If we are to look back on the current situation in a favourable light in years to come, the positive impact that it has had on the environment will be it. The fear is that the downturn in the economy and the fall in oil prices could result in a medium to long term increase in oil consumption and a reduction in funding for green-startups. In addition, China, which has been practically shut down in some major industrial cities is a big producer of renewable energy equipment including solar panels and cable.

Photo by CDC on Unsplash

If we for one moment remain optimistic and assume that the economy will recover in some form or another and that remote working becomes more of a norm, than an exception – the reduction in carbon emissions from vehicles could result in a significant reduction in greenhouse gases. Something that as a country, we have failed to make significant inroads into previously.

Remote Working in Scotland

In Scotland, at least two people have died from the virus, with just under 200 reported as being infected; postponing all mass gatherings for up to four months.

Remote working has many benefits for employees as well as employers. For the employer, hiring someone on a remote-basis would mean that there is no need to invest in additional, often expensive office space and equipment; whilst the employer can enjoy avoiding the rush hour every morning.

The market for remote jobs is set to rise in the near future, with nearly 3,000 remote jobs being advertised in both Glasgow and Edinburgh at the time of writing; if the current, enforced experiment in working-from-home is a success, the number of remote working jobs on the market is bound to rise. There are currently around 80,000 positions across the UK advertised as remote working opportunities. This will no doubt rise in the coming months, provided that the current trend of home-based working proves successful.

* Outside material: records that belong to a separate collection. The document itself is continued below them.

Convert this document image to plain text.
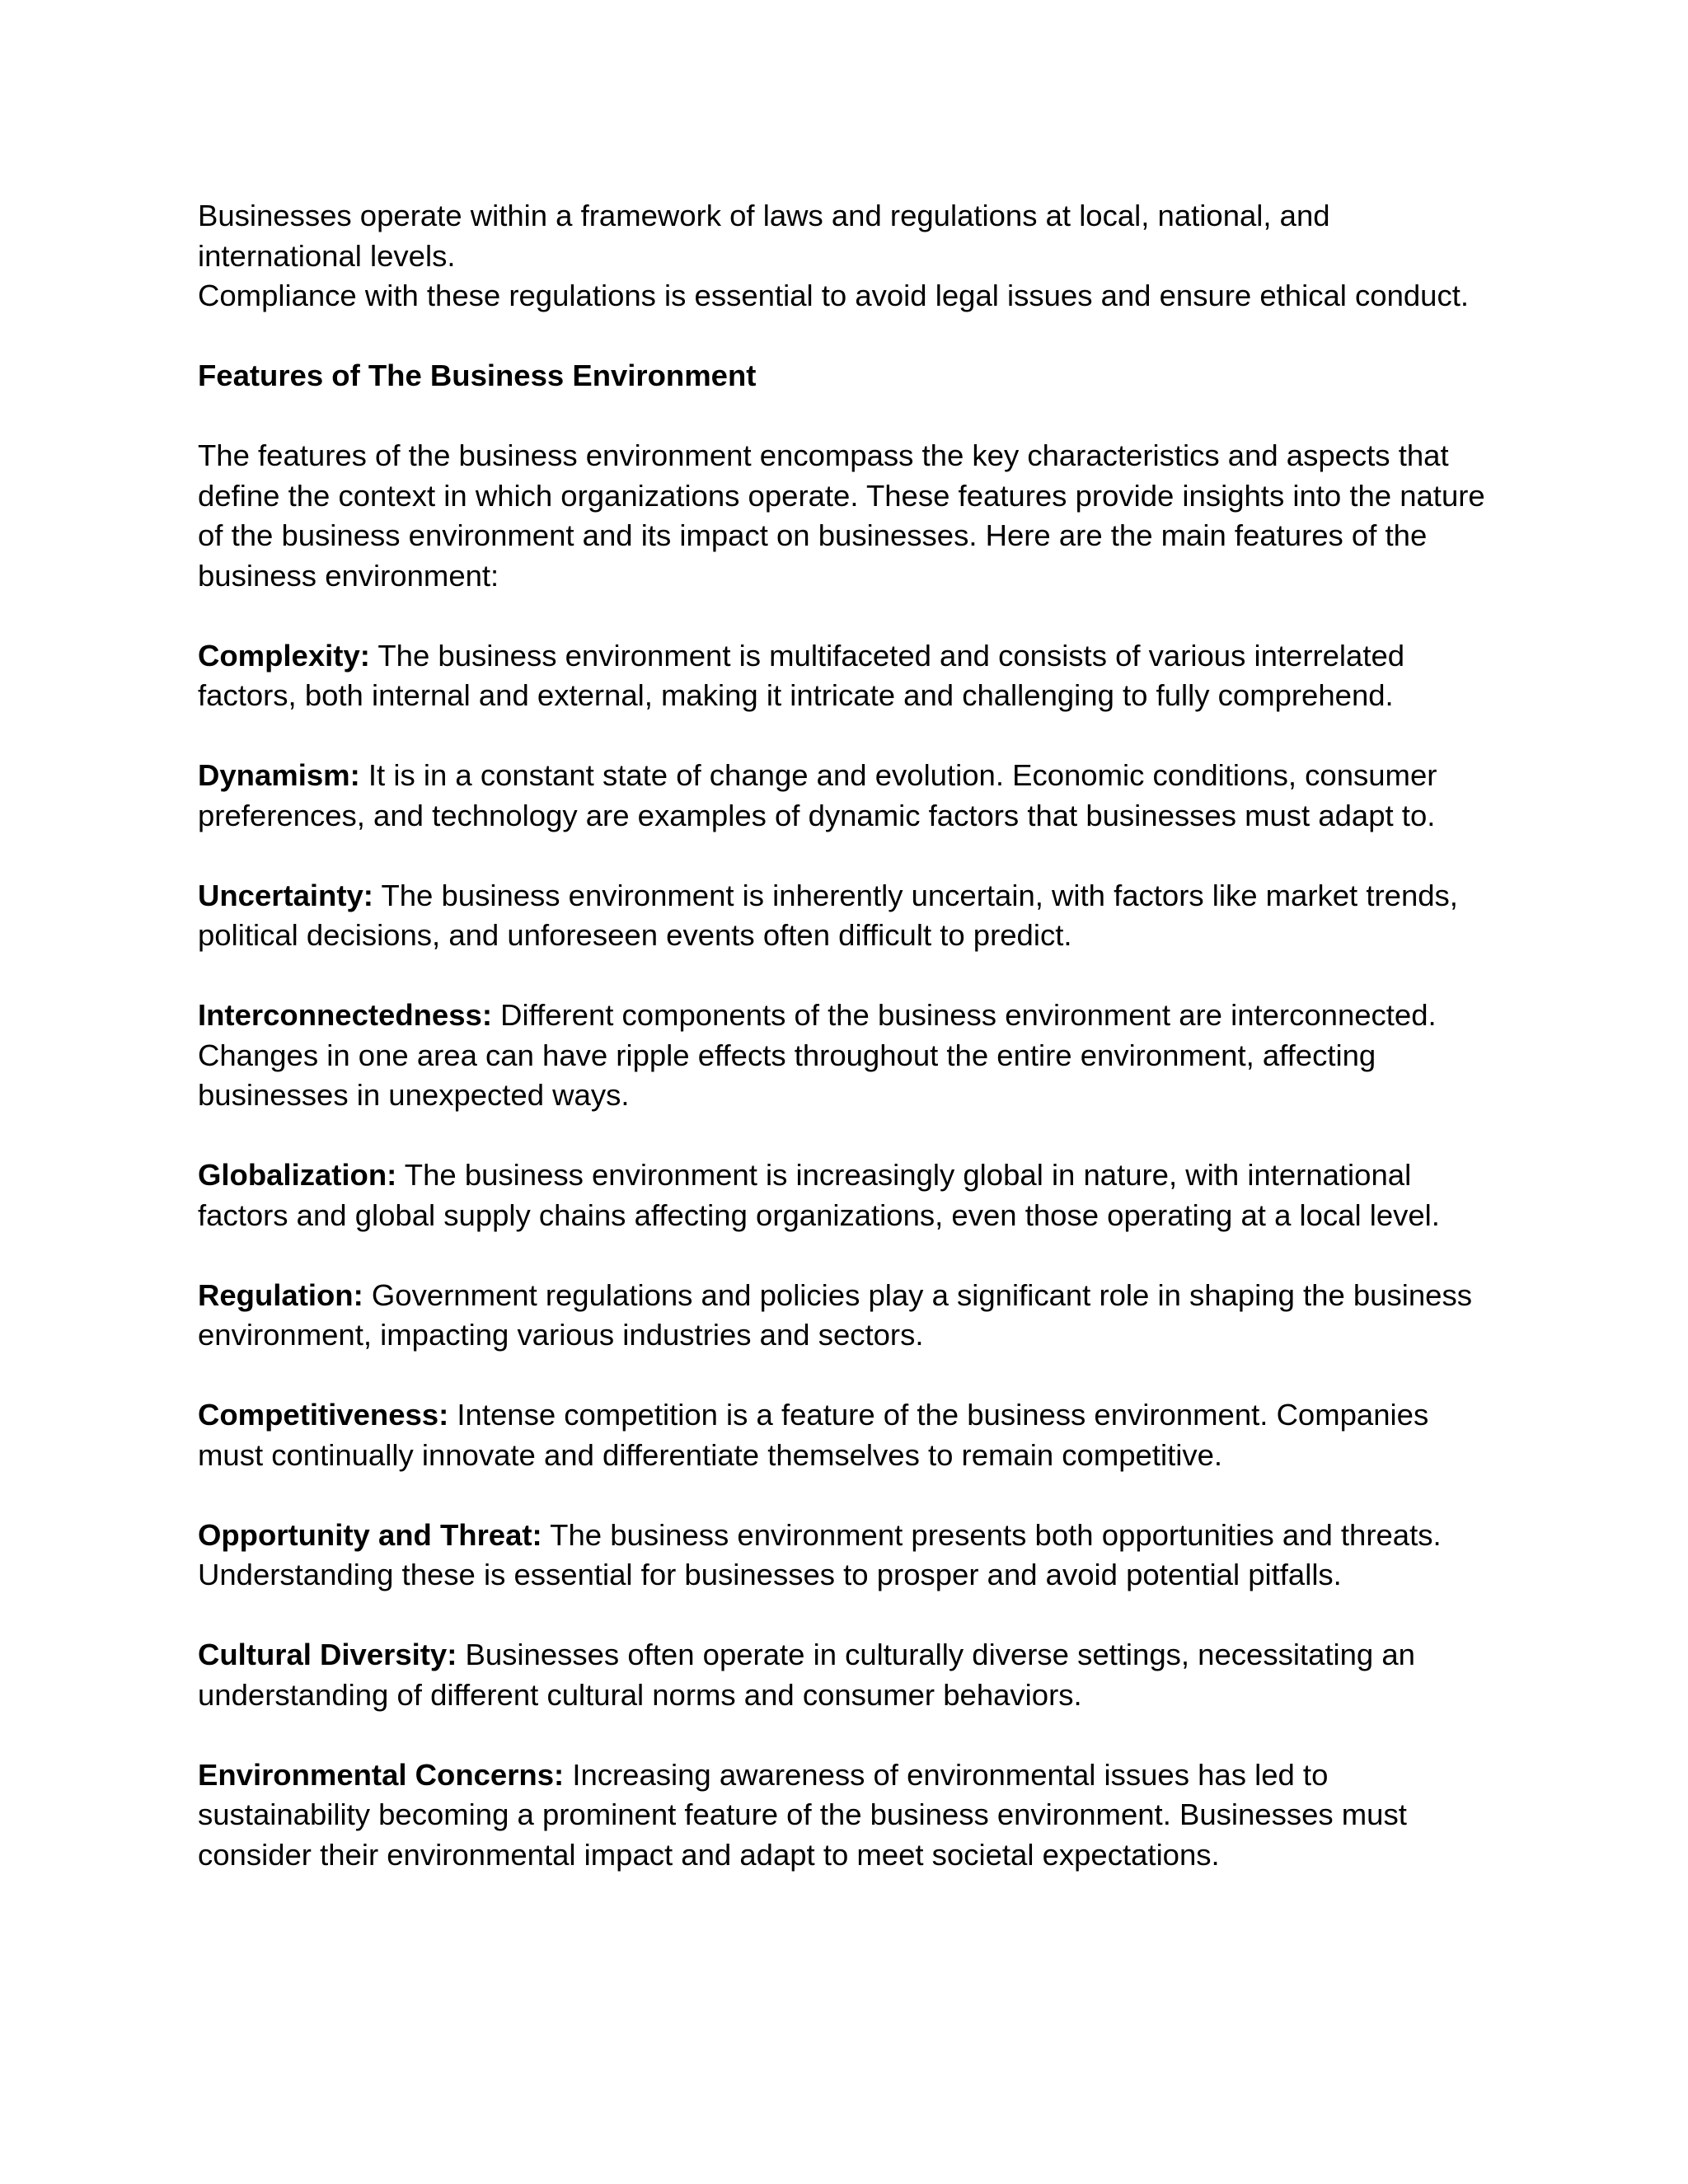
Businesses operate within a framework of laws and regulations at local, national, and international levels.
Compliance with these regulations is essential to avoid legal issues and ensure ethical conduct.

Features of The Business Environment

The features of the business environment encompass the key characteristics and aspects that define the context in which organizations operate. These features provide insights into the nature of the business environment and its impact on businesses. Here are the main features of the business environment:

Complexity: The business environment is multifaceted and consists of various interrelated factors, both internal and external, making it intricate and challenging to fully comprehend.

Dynamism: It is in a constant state of change and evolution. Economic conditions, consumer preferences, and technology are examples of dynamic factors that businesses must adapt to.

Uncertainty: The business environment is inherently uncertain, with factors like market trends, political decisions, and unforeseen events often difficult to predict.

Interconnectedness: Different components of the business environment are interconnected. Changes in one area can have ripple effects throughout the entire environment, affecting businesses in unexpected ways.

Globalization: The business environment is increasingly global in nature, with international factors and global supply chains affecting organizations, even those operating at a local level.

Regulation: Government regulations and policies play a significant role in shaping the business environment, impacting various industries and sectors.

Competitiveness: Intense competition is a feature of the business environment. Companies must continually innovate and differentiate themselves to remain competitive.

Opportunity and Threat: The business environment presents both opportunities and threats. Understanding these is essential for businesses to prosper and avoid potential pitfalls.

Cultural Diversity: Businesses often operate in culturally diverse settings, necessitating an understanding of different cultural norms and consumer behaviors.

Environmental Concerns: Increasing awareness of environmental issues has led to sustainability becoming a prominent feature of the business environment. Businesses must consider their environmental impact and adapt to meet societal expectations.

Offshoring & Outsourcing Set to Increase

Outsourcing could also see an increase, which wouldn’t necessarily be a positive thing for the local economy. A rise in remote working and video conferencing for example, could encourage employers and entrepreneurs to move specific teams and even departments overseas. If a team member can remote work from a few miles away; it opens the question – “could we hire people few thousand miles away, for a much lower cost?”.

In recent years, India’s economy has developed thanks partly to the high percentage of English speaking, well-educated and highly skilled individuals that reside within the country. With a large number of technology related roles not requiring a physical presence in the office, the utilisation of the highly talented, relatively ‘affordable’ job market is likely to increase if remote working remains more commonly adopted.

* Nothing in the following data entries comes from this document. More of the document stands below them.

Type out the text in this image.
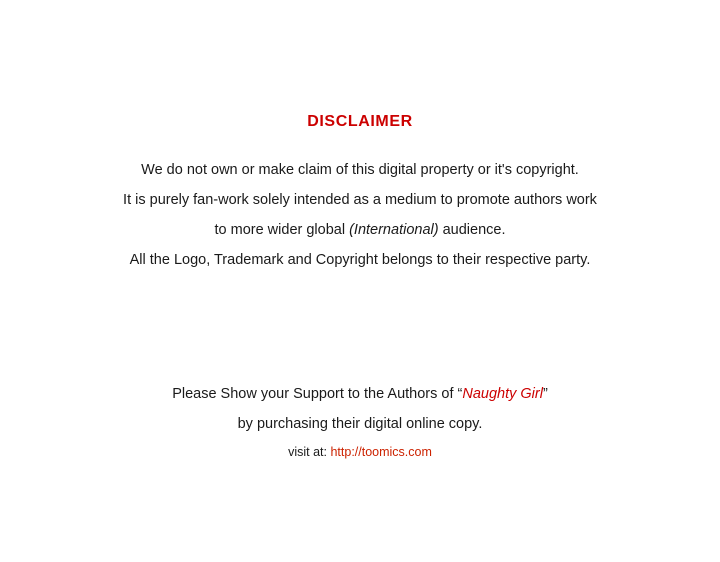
DISCLAIMER
We do not own or make claim of this digital property or it's copyright.
It is purely fan-work solely intended as a medium to promote authors work
to more wider global (International) audience.
All the Logo, Trademark and Copyright belongs to their respective party.
Please Show your Support to the Authors of “Naughty Girl”
by purchasing their digital online copy.
visit at: http://toomics.com
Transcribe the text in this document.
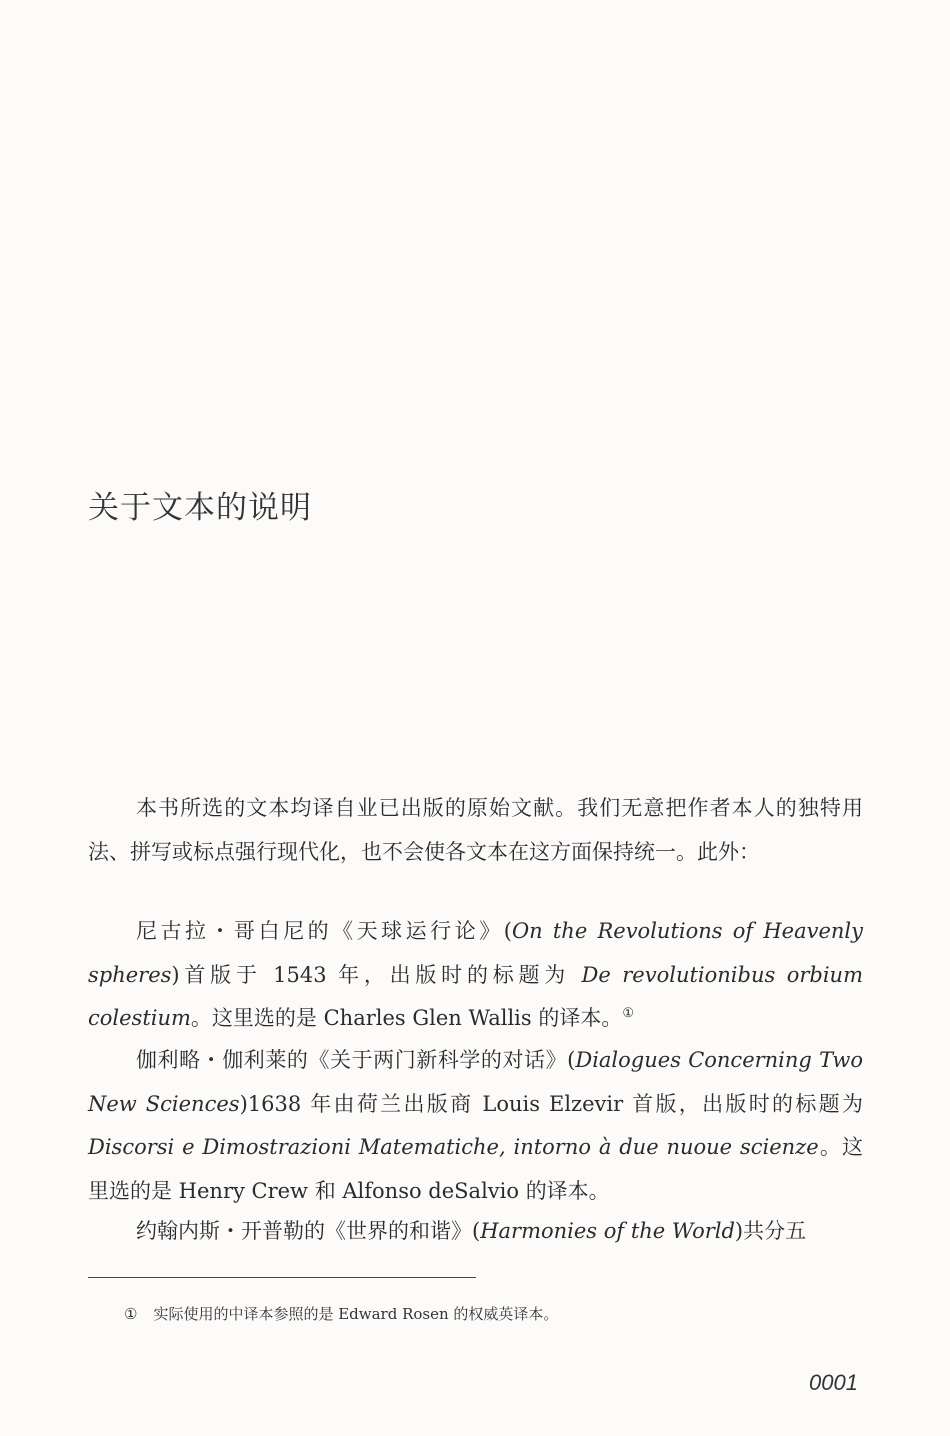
关于文本的说明

本书所选的文本均译自业已出版的原始文献。我们无意把作者本人的独特用法、拼写或标点强行现代化，也不会使各文本在这方面保持统一。此外：

尼古拉・哥白尼的《天球运行论》(On the Revolutions of Heavenly spheres)首版于 1543 年，出版时的标题为 De revolutionibus orbium colestium。这里选的是 Charles Glen Wallis 的译本。①

伽利略・伽利莱的《关于两门新科学的对话》(Dialogues Concerning Two New Sciences)1638 年由荷兰出版商 Louis Elzevir 首版，出版时的标题为 Discorsi e Dimostrazioni Matematiche, intorno à due nuoue scienze。这里选的是 Henry Crew 和 Alfonso deSalvio 的译本。

约翰内斯・开普勒的《世界的和谐》(Harmonies of the World)共分五

① 实际使用的中译本参照的是 Edward Rosen 的权威英译本。
0001
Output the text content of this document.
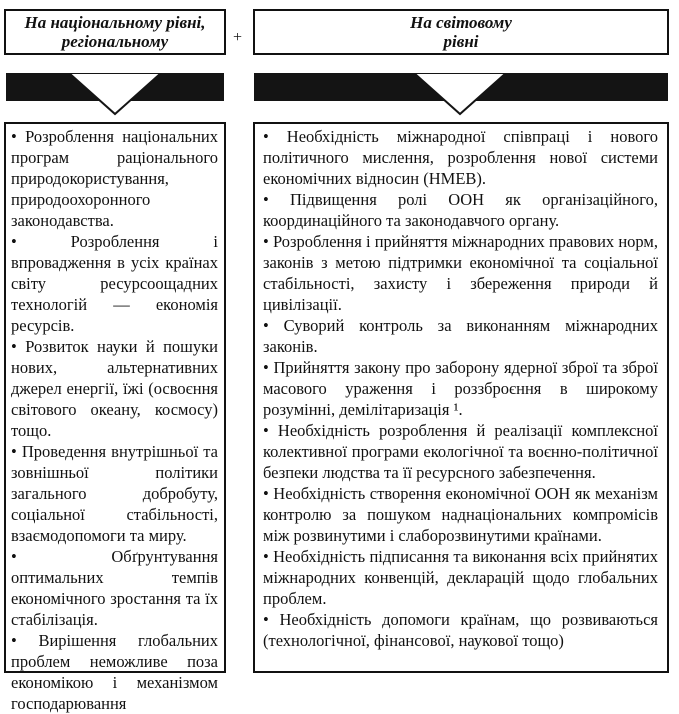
На національному рівні,
регіональному	+
На світовому
рівні
• Розроблення національних програм раціонального природокористування, природоохоронного законодавства.
• Розроблення і впровадження в усіх країнах світу ресурсоощадних технологій — економія ресурсів.
• Розвиток науки й пошуки нових, альтернативних джерел енергії, їжі (освоєння світового океану, космосу) тощо.
• Проведення внутрішньої та зовнішньої політики загального добробуту, соціальної стабільності, взаємодопомоги та миру.
• Обґрунтування оптимальних темпів економічного зростання та їх стабілізація.
• Вирішення глобальних проблем неможливе поза економікою і механізмом господарювання
• Необхідність міжнародної співпраці і нового політичного мислення, розроблення нової системи економічних відносин (НМЕВ).
• Підвищення ролі ООН як організаційного, координаційного та законодавчого органу.
• Розроблення і прийняття міжнародних правових норм, законів з метою підтримки економічної та соціальної стабільності, захисту і збереження природи й цивілізації.
• Суворий контроль за виконанням міжнародних законів.
• Прийняття закону про заборону ядерної зброї та зброї масового ураження і роззброєння в широкому розумінні, демілітаризація ¹.
• Необхідність розроблення й реалізації комплексної колективної програми екологічної та воєнно-політичної безпеки людства та її ресурсного забезпечення.
• Необхідність створення економічної ООН як механізм контролю за пошуком наднаціональних компромісів між розвинутими і слаборозвинутими країнами.
• Необхідність підписання та виконання всіх прийнятих міжнародних конвенцій, декларацій щодо глобальних проблем.
• Необхідність допомоги країнам, що розвиваються (технологічної, фінансової, наукової тощо)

A growing number of UK organisations are already set up specifically to assist those working from home. UK and now US based company, Moneypenny virtual receptionists for example, enable entrepreneurs to work from a home office whilst enjoying all the benefits of an in-house receptionist.

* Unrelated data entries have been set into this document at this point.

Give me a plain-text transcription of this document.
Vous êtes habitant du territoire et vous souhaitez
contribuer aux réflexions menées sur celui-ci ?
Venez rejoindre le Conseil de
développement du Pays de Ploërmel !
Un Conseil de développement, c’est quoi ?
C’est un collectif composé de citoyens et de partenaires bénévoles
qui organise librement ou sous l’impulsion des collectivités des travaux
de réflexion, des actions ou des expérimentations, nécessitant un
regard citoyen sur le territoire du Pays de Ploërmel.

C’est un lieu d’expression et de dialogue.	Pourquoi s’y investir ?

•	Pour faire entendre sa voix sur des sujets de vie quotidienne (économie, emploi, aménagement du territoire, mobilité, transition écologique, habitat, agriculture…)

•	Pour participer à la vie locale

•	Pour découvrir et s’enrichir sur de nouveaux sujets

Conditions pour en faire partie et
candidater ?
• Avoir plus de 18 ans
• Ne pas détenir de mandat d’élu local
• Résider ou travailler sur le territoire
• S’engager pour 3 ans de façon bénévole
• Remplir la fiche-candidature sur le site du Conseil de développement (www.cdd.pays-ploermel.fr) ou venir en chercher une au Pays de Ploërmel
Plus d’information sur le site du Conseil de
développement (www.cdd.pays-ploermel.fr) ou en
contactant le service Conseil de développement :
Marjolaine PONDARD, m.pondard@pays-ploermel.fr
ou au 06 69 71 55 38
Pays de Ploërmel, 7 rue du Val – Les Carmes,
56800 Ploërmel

There is also a 24-7 service that can literally allow business-owners to switch off in the evenings, without having to be constantly alert to the possibility of incoming work-related-calls.

Another UK-based organisation, Virtalent offer virtual assistants to businesses and entrepreneurs. Outsourcing repetitive administrative jobs, or even digital marketing projects is often more efficient, especially if the type of work is seasonal – it often doesn’t make financial sense to take someone on full time.

PeopleperHour and UpWork have also provided a platform for freelancers to sell their services to people across the world. You can hire people from across the world. This is often advantageous because people in different time zones are able to cover tasks, such as telephone answering or email filtering, for you whilst you sleep.

Isolation is bad for Mental & Physical Health

Whatever happens in the coming months, if you are working from home or isolated remember to keep in touch with family and friends using remote technology. Try and get some exercise too and where possible, sunlight and fresh air.